5. An on-site healthcare diagnostic device, comprising:

a general purpose computer comprising a data port;

one or more test strip readers connectable to the general purpose computer through the said data port; and

software running on the general purpose computer operable for driving said one or more test strip readers connected to the universal data port to operate in conjunction with a display, a user interface and a controller resident as part of the general purpose computer to function an as a healthcare diagnostic device.

6. An on-site healthcare diagnostic device as in claim 5 wherein said computer further includes a memory containing calibration data for said one or more test strip readers.

7. An on-site healthcare diagnostic device as in claim 5 wherein said computer includes a network interface for connecting to an off-site computer.

8. An on-site healthcare diagnostic device as in claim 7 and further including an off-site computer connected to said network interface, said off-site computer including a memory containing calibration data for said one or more test strip readers.

9. An on-site healthcare diagnostic device as in claim t wherein said one or more test strip readers are capable of reading a test strip for measuring an analyte selected from the group consisting of LDL cholesterol, HDL cholesterol, total cholesterol, triglycerides, glucose and creatinine

10. A method of measuring the concentration of an analyte in a whole blood sample, said method comprising:

connecting a dry test strip reader to a personal computer;

applying said whole blood sample to said dry test strip;

inserting said dry test strip into said test strip reader;

reading said dry test strip and producing data representative of said concentration of said analyte;

communicating said date to said personal computer; and

displaying on said personal computer said concentration of said analyte.
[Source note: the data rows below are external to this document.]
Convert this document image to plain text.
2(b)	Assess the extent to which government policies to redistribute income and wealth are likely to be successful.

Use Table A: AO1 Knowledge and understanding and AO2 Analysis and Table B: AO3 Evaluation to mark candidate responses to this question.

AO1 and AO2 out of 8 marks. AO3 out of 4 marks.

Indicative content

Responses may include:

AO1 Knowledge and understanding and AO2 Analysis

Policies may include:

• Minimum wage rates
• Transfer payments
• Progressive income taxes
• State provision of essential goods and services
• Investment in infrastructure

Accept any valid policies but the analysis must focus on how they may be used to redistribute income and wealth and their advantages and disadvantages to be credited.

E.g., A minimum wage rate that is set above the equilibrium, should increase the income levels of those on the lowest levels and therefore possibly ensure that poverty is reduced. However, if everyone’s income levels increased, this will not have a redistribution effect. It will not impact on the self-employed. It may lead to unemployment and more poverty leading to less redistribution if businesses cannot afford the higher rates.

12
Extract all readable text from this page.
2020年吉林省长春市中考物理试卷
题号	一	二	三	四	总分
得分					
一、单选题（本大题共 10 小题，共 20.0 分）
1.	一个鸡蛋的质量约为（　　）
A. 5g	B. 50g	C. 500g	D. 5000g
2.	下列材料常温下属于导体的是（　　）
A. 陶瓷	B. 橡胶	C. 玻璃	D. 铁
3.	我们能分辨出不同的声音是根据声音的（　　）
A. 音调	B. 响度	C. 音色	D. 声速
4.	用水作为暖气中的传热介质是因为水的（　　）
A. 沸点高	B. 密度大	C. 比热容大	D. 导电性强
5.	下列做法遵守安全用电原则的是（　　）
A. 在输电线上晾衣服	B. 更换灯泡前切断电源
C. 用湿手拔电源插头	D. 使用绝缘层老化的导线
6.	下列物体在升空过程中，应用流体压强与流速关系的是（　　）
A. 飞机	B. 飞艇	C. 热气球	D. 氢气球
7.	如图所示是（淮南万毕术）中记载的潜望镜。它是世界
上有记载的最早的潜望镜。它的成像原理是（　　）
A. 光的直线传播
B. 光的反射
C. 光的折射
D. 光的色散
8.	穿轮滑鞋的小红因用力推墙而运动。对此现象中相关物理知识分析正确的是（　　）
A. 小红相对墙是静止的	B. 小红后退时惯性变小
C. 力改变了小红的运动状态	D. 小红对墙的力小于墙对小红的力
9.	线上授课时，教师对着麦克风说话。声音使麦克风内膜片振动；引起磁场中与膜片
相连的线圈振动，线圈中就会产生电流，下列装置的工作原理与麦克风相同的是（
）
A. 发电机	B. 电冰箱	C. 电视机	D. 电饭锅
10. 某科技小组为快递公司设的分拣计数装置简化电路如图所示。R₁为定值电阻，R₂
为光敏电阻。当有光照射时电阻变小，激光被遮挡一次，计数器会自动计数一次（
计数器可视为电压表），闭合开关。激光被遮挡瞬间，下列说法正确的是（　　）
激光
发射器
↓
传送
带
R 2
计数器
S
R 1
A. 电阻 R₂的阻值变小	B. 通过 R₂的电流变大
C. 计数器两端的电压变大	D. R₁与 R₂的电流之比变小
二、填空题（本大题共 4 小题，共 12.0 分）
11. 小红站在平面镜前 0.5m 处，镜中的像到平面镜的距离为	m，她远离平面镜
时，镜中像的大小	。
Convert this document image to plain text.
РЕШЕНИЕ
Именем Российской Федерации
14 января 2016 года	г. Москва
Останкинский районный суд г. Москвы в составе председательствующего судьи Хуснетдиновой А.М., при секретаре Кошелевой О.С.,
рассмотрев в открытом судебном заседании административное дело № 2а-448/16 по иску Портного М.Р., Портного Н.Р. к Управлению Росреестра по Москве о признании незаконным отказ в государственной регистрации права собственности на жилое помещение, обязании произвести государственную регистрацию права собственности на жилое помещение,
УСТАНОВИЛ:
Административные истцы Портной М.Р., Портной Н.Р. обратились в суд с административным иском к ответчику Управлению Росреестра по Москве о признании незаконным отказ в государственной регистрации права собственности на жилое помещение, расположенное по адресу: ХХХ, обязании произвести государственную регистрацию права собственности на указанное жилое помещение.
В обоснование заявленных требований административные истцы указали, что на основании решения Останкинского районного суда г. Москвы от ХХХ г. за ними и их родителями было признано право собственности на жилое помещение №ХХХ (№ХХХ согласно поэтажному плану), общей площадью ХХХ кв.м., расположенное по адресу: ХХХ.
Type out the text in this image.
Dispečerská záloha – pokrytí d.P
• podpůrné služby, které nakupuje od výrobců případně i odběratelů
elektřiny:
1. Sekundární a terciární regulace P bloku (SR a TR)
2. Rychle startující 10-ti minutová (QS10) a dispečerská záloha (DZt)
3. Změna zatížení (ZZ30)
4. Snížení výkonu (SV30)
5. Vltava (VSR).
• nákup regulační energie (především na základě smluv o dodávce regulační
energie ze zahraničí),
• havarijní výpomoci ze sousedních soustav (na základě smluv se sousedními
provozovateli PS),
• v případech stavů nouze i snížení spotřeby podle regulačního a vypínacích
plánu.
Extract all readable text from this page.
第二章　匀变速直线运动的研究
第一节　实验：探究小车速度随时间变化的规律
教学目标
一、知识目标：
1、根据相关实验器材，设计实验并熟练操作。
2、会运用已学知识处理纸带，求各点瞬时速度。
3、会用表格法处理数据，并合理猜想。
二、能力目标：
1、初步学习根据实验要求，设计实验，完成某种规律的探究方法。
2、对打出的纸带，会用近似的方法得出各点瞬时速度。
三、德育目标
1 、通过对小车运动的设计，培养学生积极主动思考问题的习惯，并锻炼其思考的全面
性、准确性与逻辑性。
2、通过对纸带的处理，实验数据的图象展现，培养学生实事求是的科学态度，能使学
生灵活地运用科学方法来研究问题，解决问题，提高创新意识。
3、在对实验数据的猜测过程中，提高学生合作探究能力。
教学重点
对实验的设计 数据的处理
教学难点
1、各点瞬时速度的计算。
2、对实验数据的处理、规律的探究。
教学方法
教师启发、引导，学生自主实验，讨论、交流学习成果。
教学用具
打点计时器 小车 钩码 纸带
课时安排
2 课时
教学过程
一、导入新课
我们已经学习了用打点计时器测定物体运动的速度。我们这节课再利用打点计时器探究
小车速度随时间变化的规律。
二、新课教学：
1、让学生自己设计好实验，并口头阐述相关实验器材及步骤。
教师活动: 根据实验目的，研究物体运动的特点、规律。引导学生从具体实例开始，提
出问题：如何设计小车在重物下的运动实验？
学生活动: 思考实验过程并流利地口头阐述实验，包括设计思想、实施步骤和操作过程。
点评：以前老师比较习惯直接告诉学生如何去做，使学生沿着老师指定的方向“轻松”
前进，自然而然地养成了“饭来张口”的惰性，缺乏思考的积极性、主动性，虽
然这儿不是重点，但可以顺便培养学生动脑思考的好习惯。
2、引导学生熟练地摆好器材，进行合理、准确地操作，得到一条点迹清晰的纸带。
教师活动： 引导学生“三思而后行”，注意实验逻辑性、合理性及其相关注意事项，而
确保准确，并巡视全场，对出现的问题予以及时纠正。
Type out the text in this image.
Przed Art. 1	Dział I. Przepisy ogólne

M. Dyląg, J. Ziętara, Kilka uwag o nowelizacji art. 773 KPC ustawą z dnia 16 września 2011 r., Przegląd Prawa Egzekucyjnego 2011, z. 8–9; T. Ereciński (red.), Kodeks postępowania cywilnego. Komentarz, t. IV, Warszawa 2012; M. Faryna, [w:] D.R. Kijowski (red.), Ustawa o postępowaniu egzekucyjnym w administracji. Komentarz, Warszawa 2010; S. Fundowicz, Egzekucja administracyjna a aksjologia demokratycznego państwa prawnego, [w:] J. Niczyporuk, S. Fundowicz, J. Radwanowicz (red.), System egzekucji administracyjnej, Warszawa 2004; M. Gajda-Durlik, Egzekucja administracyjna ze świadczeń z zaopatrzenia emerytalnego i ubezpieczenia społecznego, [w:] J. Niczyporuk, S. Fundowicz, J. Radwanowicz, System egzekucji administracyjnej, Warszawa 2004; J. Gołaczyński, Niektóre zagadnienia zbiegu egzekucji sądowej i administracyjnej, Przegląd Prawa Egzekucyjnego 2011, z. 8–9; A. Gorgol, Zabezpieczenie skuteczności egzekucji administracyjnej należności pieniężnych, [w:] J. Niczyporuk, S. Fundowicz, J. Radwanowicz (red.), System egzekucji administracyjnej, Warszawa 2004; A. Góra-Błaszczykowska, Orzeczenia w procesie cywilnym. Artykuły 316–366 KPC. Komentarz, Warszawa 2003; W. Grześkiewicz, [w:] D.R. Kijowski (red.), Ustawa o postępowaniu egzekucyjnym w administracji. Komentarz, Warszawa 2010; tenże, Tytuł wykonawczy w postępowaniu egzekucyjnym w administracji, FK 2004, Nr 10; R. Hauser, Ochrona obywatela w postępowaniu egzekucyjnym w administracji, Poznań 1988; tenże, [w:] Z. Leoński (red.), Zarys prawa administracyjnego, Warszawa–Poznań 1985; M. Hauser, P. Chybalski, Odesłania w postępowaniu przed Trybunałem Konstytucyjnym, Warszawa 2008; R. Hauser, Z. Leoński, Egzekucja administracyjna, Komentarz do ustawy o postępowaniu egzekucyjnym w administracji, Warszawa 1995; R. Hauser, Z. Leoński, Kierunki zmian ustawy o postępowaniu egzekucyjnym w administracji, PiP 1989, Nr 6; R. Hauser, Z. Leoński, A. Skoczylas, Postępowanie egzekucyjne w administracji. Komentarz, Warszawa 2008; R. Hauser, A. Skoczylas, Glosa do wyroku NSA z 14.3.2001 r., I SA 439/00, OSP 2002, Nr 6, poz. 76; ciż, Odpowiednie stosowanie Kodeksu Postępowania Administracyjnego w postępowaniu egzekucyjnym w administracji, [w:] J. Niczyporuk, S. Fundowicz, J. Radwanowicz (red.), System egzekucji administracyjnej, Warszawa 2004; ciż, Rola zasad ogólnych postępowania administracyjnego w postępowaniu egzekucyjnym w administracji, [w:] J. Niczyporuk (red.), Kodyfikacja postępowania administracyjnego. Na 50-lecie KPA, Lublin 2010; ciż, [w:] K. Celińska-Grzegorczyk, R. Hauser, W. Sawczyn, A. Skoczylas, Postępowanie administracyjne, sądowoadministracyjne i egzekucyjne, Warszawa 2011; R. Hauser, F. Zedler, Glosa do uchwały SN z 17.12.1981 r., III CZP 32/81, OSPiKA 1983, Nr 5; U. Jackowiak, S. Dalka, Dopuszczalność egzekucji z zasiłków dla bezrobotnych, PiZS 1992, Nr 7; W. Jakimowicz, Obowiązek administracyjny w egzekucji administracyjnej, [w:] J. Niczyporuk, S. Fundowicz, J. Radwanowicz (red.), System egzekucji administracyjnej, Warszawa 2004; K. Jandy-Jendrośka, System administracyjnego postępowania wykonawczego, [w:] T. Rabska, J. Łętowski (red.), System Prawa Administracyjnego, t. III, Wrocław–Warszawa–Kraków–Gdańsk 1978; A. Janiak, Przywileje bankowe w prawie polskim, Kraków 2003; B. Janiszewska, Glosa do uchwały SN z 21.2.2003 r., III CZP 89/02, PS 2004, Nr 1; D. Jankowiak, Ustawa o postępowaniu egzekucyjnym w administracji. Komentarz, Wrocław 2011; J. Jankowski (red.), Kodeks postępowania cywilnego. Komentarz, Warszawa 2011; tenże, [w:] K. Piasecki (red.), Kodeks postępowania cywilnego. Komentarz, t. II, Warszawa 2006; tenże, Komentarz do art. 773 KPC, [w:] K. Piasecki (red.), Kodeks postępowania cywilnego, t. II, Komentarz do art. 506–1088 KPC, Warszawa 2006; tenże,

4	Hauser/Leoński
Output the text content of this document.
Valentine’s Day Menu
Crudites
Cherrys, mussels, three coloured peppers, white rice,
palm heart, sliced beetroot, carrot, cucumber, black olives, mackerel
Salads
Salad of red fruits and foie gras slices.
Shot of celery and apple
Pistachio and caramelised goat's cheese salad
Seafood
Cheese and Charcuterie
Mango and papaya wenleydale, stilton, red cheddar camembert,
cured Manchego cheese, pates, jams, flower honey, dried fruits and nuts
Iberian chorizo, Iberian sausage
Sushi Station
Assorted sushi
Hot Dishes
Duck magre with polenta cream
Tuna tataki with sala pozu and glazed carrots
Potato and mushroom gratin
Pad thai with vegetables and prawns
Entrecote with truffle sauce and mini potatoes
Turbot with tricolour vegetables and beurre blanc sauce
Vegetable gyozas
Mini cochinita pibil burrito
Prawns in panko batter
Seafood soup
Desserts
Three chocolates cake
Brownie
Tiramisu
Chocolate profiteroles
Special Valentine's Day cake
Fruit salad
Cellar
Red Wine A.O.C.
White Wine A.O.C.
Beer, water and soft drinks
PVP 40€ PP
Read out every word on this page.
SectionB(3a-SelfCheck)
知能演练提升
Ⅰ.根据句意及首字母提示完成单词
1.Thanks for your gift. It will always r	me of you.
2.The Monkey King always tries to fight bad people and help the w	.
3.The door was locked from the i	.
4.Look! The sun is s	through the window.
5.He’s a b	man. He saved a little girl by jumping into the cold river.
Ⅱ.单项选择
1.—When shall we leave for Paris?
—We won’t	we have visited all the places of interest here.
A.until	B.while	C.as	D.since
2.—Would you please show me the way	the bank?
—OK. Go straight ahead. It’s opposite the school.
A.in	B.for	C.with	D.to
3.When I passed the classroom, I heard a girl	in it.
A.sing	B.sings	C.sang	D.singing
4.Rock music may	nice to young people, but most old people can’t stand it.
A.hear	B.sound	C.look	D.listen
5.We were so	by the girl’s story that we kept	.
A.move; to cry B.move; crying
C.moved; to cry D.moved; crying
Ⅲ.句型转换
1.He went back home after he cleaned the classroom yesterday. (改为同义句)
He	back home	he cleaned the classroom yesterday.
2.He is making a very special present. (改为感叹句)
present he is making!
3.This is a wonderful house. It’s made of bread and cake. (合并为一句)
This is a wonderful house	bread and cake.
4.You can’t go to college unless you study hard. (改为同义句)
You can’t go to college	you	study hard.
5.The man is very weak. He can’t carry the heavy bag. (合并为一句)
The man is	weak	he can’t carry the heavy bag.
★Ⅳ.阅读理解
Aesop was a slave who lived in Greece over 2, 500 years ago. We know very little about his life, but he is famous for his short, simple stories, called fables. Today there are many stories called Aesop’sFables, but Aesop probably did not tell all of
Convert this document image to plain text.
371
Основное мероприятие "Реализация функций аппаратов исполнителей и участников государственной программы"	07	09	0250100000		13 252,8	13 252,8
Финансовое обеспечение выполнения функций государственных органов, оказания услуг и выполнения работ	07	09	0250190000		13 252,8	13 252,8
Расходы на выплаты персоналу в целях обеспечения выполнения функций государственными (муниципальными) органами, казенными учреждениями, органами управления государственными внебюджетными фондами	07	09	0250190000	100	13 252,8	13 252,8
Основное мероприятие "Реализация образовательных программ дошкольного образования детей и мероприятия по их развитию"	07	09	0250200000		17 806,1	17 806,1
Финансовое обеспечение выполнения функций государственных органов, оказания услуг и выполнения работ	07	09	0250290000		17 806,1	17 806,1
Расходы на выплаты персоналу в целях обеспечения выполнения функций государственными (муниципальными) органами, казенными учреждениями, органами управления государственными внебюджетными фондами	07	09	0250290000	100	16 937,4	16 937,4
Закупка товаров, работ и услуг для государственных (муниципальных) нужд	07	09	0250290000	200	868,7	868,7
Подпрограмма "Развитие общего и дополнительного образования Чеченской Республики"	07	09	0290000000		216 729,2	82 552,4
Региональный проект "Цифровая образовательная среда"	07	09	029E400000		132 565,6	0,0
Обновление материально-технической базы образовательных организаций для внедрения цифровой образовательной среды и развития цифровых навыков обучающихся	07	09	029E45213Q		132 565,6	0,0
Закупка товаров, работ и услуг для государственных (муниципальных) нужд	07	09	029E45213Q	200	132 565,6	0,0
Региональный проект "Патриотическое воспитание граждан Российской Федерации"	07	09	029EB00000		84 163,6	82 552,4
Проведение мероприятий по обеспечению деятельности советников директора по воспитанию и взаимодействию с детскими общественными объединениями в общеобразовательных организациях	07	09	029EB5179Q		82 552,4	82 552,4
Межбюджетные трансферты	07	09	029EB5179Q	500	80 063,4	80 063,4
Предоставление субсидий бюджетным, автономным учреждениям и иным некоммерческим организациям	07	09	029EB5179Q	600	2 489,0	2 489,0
11. A method as in claim 10 and further comprising using calibration data stored on said personal computer to determine said concentration of said analyte.

12. A method as in claim 11 and further comprising sending said calibration data to said personal computer via a network.

13. A method as in claim 10 wherein said analyte is selected from the group consisting of LDL cholesterol, HDL cholesterol, total cholesterol, triglycerides, glucose and creatinine.